Scritto da Lorenzo Bertoni

Non è facile pensare di scrivere qualcosa su un’esperienza che ancora si sta vivendo. Riuscire a coniugare la voglia di fare e “spaccare il mondo” alla necessità di  fermarsi a riflettere, è n’operazione molto complessa. Per questo motivo ho scelto di parlare proprio della capacità di fermarsi. Forse perché è un mio limite caratteriale anche nella quotidianità e a maggior ragione lo sento ancora di più mio, ora che sono lontano da quella routin che tanto mi protegge. E’ bello prendersi dei momenti tutti per sé ma allo stesso tempo è difficile mettere in pratica questo proposito. Dei momenti per riflettere sul senso profondo e sul significato di quello che si sta facendo, facendosi comunque coinvolgere ma non assorbire dalla frenesia delle giornate che scorrono tanto veloci quanto cariche di emozioni sempre diverse.

Fermarsi per comprendere che quei volti che in questi giorni incrociamo sulla nostra strada, a piedi o a bordo di una macchina coi vetri oscurati: tutti hanno una storia da raccontare che non può essere banalizzata ma nemmeno compresa fino in fondo. Fermarsi per comprendere che il destino di molti ragazzi, se non ci fosse questa grande CASA immersa nella giungla, sarebbe quello di entrare in una banda o quello di raccattare spazzatura per poche Lempiras e potersi drogare di nuovo.

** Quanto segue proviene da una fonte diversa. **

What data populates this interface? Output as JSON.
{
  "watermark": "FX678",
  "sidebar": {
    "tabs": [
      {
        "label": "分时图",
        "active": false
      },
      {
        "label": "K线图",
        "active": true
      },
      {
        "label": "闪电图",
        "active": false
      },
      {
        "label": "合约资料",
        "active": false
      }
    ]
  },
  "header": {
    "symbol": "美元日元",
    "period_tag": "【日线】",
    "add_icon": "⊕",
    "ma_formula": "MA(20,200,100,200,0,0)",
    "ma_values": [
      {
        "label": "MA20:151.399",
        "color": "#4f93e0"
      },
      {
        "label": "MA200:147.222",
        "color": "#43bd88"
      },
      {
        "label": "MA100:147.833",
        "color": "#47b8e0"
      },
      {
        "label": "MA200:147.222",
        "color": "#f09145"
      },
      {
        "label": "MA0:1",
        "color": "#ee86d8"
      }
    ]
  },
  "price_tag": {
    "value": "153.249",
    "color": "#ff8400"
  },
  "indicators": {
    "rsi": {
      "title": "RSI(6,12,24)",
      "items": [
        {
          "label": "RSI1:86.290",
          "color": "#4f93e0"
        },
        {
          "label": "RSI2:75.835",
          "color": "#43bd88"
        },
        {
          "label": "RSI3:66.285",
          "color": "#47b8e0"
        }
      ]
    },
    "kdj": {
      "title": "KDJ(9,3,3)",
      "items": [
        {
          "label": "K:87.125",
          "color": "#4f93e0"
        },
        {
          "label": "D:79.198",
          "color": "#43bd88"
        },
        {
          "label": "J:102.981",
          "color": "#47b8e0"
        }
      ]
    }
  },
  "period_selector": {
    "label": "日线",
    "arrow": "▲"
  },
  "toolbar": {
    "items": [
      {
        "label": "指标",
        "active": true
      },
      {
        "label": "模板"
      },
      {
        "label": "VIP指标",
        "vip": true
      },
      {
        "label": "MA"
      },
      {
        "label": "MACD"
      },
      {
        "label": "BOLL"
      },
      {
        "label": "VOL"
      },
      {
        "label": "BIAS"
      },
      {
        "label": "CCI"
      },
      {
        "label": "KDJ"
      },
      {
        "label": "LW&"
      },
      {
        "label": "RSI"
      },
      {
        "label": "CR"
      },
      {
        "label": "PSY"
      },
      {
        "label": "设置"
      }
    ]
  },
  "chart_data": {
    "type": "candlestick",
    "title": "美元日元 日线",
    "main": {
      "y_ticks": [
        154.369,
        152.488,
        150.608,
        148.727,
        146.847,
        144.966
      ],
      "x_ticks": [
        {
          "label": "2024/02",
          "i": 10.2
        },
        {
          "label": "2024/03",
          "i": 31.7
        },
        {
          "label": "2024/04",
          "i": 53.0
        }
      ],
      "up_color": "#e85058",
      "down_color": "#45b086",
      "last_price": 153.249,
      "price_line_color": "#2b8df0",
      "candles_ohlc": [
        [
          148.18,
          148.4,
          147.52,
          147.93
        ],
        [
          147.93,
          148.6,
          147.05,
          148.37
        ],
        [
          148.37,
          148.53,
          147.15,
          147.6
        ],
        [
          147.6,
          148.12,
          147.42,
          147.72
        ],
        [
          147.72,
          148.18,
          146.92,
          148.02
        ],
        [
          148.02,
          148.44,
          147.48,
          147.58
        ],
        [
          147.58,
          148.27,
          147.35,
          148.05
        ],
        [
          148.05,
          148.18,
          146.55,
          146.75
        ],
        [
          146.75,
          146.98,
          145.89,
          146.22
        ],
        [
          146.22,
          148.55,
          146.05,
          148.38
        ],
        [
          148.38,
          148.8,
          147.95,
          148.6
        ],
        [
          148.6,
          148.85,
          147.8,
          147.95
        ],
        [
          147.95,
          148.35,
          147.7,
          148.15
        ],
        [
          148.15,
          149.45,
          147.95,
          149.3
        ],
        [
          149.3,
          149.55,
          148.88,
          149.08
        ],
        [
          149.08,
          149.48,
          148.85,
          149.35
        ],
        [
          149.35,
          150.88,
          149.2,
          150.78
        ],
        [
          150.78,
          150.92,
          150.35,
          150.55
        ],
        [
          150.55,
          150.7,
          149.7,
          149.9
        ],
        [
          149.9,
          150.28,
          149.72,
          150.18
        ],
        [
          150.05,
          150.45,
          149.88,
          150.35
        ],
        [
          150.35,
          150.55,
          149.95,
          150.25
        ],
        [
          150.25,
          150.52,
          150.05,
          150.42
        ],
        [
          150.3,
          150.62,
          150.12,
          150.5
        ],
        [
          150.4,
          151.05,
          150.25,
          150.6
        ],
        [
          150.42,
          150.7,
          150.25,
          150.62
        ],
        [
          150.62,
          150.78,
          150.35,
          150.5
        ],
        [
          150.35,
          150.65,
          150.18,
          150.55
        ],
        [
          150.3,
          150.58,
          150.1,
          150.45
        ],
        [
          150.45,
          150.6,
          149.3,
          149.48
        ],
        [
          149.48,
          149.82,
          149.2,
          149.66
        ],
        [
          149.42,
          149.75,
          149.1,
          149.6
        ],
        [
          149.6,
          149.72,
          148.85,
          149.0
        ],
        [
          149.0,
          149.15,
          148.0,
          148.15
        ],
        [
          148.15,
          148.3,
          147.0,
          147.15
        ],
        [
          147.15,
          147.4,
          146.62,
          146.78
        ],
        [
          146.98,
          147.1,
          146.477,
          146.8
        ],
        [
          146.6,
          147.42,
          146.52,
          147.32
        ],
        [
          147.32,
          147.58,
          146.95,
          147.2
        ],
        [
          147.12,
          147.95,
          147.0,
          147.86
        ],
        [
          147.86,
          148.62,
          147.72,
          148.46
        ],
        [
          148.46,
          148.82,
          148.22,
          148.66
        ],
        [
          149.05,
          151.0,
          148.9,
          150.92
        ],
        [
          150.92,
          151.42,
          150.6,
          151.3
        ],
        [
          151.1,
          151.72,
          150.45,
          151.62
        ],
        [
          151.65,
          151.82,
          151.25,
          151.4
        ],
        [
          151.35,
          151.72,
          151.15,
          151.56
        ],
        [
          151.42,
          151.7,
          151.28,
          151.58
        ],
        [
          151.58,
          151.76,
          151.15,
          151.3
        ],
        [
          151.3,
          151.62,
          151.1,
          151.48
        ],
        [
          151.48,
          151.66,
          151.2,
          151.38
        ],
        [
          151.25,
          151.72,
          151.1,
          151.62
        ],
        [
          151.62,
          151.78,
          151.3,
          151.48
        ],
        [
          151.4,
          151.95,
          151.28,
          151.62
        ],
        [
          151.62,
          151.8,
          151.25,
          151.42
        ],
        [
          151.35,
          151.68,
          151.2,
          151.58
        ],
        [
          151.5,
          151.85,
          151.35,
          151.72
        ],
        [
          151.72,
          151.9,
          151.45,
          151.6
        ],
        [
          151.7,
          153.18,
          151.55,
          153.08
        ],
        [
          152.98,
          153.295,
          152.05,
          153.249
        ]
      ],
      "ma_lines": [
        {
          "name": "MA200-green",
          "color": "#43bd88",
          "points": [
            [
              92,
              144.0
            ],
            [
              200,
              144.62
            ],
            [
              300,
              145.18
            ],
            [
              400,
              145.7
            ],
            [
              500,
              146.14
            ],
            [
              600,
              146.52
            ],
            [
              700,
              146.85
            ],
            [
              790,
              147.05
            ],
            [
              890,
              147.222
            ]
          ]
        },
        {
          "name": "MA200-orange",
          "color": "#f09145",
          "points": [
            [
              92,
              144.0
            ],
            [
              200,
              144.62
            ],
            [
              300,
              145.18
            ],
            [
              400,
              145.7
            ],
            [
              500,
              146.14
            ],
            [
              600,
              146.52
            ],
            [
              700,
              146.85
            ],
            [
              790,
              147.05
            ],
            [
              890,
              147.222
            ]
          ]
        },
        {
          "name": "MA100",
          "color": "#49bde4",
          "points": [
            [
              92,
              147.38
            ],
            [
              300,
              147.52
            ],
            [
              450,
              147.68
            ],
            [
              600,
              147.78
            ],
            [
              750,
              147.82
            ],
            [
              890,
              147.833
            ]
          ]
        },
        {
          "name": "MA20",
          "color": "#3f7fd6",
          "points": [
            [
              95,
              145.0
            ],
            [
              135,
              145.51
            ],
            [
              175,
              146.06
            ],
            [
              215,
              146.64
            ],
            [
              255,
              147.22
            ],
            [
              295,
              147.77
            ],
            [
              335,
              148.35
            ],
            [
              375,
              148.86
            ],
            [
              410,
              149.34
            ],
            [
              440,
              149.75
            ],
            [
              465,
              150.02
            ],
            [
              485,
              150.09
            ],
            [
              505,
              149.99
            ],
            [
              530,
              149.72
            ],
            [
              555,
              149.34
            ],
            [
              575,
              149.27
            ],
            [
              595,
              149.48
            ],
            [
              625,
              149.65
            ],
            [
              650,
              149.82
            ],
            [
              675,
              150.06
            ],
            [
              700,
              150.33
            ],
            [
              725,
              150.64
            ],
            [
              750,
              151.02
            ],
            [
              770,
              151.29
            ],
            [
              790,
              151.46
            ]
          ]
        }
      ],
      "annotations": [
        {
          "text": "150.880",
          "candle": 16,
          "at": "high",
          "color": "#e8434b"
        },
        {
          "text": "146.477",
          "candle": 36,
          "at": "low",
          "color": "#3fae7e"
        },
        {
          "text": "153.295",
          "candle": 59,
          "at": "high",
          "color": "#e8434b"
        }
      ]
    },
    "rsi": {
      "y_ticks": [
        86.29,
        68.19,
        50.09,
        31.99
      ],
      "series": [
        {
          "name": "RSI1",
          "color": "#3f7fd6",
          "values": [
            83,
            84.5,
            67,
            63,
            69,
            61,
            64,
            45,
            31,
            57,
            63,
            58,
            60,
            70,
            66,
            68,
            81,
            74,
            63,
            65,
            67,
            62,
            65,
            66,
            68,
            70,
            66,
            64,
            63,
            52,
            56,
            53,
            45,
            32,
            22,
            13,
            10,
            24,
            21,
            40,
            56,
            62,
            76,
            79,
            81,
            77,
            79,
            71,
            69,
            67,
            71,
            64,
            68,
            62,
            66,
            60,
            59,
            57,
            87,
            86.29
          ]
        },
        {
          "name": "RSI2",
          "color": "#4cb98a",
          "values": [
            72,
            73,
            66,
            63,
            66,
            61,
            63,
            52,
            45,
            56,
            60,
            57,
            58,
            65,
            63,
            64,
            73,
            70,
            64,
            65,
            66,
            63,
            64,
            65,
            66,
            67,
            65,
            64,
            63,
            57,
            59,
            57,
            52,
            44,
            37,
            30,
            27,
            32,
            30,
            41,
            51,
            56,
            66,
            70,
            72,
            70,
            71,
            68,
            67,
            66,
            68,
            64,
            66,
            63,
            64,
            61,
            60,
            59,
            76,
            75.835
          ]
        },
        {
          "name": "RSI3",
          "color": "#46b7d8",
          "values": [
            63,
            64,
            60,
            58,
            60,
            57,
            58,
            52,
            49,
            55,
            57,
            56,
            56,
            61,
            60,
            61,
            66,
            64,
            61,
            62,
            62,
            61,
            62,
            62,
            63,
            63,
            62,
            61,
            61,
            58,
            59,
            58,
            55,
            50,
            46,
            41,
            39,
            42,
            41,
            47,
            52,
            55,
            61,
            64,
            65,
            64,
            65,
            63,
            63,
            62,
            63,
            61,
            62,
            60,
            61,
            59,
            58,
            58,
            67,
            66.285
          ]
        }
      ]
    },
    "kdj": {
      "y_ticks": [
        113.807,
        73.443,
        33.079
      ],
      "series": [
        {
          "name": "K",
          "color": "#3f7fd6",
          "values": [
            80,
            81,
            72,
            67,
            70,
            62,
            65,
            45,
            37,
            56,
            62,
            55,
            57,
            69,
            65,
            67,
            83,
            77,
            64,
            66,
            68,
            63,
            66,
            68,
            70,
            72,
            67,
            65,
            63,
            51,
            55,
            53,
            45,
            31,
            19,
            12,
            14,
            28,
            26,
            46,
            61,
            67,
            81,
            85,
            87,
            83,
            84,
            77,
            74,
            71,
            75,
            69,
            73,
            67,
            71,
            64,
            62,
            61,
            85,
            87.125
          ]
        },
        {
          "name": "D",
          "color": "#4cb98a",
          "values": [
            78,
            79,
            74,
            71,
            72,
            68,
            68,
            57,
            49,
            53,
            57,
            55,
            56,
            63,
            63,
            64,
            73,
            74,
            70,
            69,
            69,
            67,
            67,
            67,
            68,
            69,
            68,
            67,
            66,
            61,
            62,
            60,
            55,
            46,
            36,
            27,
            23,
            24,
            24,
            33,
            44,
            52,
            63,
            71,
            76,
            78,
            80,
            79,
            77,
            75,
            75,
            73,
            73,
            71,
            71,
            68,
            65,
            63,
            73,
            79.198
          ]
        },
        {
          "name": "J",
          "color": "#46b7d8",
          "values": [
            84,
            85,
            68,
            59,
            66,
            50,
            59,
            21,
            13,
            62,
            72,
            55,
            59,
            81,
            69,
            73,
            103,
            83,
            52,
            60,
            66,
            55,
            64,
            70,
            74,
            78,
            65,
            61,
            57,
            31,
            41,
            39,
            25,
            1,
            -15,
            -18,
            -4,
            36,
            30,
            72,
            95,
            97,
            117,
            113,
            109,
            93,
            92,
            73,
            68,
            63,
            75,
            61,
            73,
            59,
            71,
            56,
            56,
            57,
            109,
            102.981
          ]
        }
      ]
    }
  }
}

Fermarsi per giungere alla conclusione, e questa forse è la cosa che fa più male, che moltissima gente che vedremo anche solo di sfuggita è destinata a vivere in una condizione di precarietà per il resto dell’esistenza e capire questo fa veramente male. Fermarsi, per capire che quello che ci stiamo accingendo a fare, non è semplicemente consentire di passare un paio d’ore in allegria ad un gruppo di bambini, ma è dare una speranza a chi è invisibile agli occhi del mondo, consapevoli che con impegno e amore, ogni barriera e ogni pregiudizio possono essere abbattuti. Basta guardare il mondo con gli occhi di un bambino che non comprende fino in fondo chi si trova davanti ma ha solo voglia di ridere e conoscere. Fermarsi, per capire che questo popolo nonostante la miseria, la violenza e le enormi disuguaglianze sociali continua a mantenere uno spirito di accoglienza e una propensione all’allegria difficilmente spiegabile non solo a voi ma anche a me stesso. Fermarsi per pensare che molte delle cose a cui si dava importanza, in fondo, non ne hanno così tanta e che troppo spesso ci si rifugia in porti sicuri e luoghi comuni per paura di sbagliare.

Fermarsi per capire che questo mese potrebbe cambiarci dentro, anche se questo può fare paura. Fermarsi per capire che solo fermandoci, potremmo capire fino in fondo il senso del viaggio e dell’azione educativa. Capire per fermarsi, fermarsi per capire!